Options for the future of Whangamomona Road were under discussion at the recent Stratford District Council Policy and Services Committee meeting.

Councillors had four options for the future of the road. The Council stopped maintenance on the road over 77 years ago.

For the past 20 years, maintenance has been undertaken by the Whangamomona Road Action Group (WRAG).

Roading asset manager Steve Bowden described the subject as being an "old chestnut," saying it had been under discussion for years.


"Every time we have a meeting in Whangamomona one of the questions asked is what is happening with the road."

The four options ranged from doing nothing to removing the road' s legal status. The other two options were to introduce a bylaw restricting the use of the road to certain activities, or for Council to take over maintenance to bring it up to and maintain a good standard.

Steve advised councillors that doing nothing wasn't legally advised. When he attended the WRAG annual general meeting, he had asked if many of the road users helped the group financially.

"I asked the group if there were external users there that use the road for recreational purposes had put in money, and the answer was no."

This included members of the 4x4 national club and representatives of Forgotten World Adventures, Steve said, as well as a local tramping business which takes people walking along the route.

In response to a question asked by Councillor Grant Boyde, Steve said if the bylaw option was to be chosen, nothing would be in place until 2021.

"It really comes down to having the funding for the road. If we were to go down the bylaw route there's a lot of groundwork to be done between now and 2021, including engagement with stakeholders and community consultation."

Councillor Rick Coplestone said he had talked to Whangamomona residents about the road.

"Someone told me they took a 70-year-old man down there. He certainly couldn't walk or use a pushbike. He was glad he could go on the back of a motorbike and see it."

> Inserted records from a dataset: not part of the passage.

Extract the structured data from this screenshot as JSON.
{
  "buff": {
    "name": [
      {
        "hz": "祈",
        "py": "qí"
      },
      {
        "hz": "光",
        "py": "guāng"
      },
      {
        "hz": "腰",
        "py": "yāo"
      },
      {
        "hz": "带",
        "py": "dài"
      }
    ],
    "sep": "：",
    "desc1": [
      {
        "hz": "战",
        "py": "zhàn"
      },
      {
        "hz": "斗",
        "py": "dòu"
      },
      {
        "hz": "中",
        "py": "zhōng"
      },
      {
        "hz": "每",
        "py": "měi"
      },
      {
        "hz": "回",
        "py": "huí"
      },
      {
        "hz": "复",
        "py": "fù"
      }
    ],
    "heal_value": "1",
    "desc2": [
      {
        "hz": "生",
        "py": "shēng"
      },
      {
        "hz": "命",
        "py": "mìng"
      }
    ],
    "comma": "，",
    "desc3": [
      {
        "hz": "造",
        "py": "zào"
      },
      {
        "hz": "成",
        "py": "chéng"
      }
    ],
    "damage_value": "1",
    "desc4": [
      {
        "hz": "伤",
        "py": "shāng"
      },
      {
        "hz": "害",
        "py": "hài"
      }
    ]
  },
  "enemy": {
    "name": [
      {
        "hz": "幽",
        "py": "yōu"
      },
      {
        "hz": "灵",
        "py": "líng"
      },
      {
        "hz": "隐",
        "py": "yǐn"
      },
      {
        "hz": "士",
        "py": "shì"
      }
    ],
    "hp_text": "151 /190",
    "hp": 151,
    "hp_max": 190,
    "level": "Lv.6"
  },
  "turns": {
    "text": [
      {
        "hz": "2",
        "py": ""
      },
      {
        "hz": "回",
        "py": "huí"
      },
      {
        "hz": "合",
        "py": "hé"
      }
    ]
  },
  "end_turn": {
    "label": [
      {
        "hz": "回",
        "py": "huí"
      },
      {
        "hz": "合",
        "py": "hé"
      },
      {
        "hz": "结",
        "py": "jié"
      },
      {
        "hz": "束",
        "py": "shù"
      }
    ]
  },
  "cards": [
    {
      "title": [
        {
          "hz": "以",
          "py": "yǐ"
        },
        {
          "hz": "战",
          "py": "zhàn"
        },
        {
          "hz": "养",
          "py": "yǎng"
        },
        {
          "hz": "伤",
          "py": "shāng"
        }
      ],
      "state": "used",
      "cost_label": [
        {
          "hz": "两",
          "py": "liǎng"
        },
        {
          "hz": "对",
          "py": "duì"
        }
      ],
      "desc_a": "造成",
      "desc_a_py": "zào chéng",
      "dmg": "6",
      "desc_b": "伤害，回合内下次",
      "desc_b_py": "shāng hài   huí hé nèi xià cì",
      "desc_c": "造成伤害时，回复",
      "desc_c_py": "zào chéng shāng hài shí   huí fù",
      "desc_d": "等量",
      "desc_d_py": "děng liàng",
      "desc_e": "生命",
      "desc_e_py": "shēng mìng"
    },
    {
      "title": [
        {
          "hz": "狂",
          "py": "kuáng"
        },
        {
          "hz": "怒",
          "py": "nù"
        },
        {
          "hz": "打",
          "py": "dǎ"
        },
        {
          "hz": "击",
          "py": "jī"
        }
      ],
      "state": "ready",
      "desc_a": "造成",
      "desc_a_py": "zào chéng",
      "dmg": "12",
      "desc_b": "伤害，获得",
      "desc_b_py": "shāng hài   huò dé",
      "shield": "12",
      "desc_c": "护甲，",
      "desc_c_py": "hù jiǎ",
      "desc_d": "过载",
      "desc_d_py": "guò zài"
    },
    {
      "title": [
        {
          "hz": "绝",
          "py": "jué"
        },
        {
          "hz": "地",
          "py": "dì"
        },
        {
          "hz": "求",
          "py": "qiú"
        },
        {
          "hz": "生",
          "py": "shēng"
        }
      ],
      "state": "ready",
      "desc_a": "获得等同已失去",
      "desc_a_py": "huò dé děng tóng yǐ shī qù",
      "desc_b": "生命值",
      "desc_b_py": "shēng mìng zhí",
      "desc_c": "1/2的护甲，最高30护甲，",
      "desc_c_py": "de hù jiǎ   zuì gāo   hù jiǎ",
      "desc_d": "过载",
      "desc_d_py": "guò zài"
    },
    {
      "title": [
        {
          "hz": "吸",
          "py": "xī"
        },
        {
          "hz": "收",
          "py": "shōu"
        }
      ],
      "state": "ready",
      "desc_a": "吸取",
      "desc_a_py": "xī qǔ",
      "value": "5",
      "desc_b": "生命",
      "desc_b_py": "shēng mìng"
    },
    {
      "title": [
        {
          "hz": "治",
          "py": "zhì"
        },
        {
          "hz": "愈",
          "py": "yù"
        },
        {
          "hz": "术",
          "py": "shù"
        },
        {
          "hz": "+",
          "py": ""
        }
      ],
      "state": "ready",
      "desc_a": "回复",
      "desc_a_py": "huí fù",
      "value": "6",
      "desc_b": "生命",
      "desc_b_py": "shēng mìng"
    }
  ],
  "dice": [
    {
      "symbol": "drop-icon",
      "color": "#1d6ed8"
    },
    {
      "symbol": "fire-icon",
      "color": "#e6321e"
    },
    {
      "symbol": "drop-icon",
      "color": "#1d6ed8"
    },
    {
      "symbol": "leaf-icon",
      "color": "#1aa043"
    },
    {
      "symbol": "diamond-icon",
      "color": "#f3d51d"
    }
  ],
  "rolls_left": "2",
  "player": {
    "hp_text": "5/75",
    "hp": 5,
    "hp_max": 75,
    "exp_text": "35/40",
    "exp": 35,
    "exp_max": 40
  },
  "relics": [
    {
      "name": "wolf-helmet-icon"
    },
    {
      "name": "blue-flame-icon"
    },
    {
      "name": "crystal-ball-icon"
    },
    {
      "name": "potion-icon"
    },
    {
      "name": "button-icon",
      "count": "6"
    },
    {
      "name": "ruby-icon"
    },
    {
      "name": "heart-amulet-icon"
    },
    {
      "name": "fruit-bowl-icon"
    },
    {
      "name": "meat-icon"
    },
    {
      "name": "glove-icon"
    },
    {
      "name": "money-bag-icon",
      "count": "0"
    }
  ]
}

Councillor Coplestone said he had also spoken to 4x4 club members and felt stopping the 4x4 clubs using the road would hurt Whangamomona's economy.

"They do spend a lot of money when they come to Whanga and they do make a point of coming to things during the year at Whanga so to turf them out you'd be cutting the throat of Whanga a bit."

Councillor John Sandford asked how a bylaw could be policed.

"By the time someone from Stratford gets out there to find someone who is ripping up the road, I doubt they will still be there."

"Any enforcement of the bylaw would be complaints based, rather than enforced by an officer on the day,"Chief Executive Sven Hanne said. "Given the distance to Stratford, this would simply not be practical."

Councillor Peter Dalziel asked if the road would be eligible for an NZTA subsidy.

"We would have to put a business case together to NZTA to demonstrate that the revenue generated from using the road, both tourism and farming, is greater than the costs to upgrade the road," Steve said.

"Spending money on that road just for people to have a play, we can't justify that," Councillor Dalziel said, speaking in favour of the bylaw option.

Mayor Neil Volzke also favoured the bylaw option.

"When you look at the fit for purpose point of view, who is likely to use the road are trampers, horse trekkers and farmers. It's pretty minimalistic in what they need and all can be achieved in through a bylaw.

"The benefit of a bylaw is you could have a time and date where you can turn round and say certain people can use the road."

The councillors voted unanimously for bylaws to be put in place for the road.

■ Once a draft bylaw has been written, it will be put out for public consultation.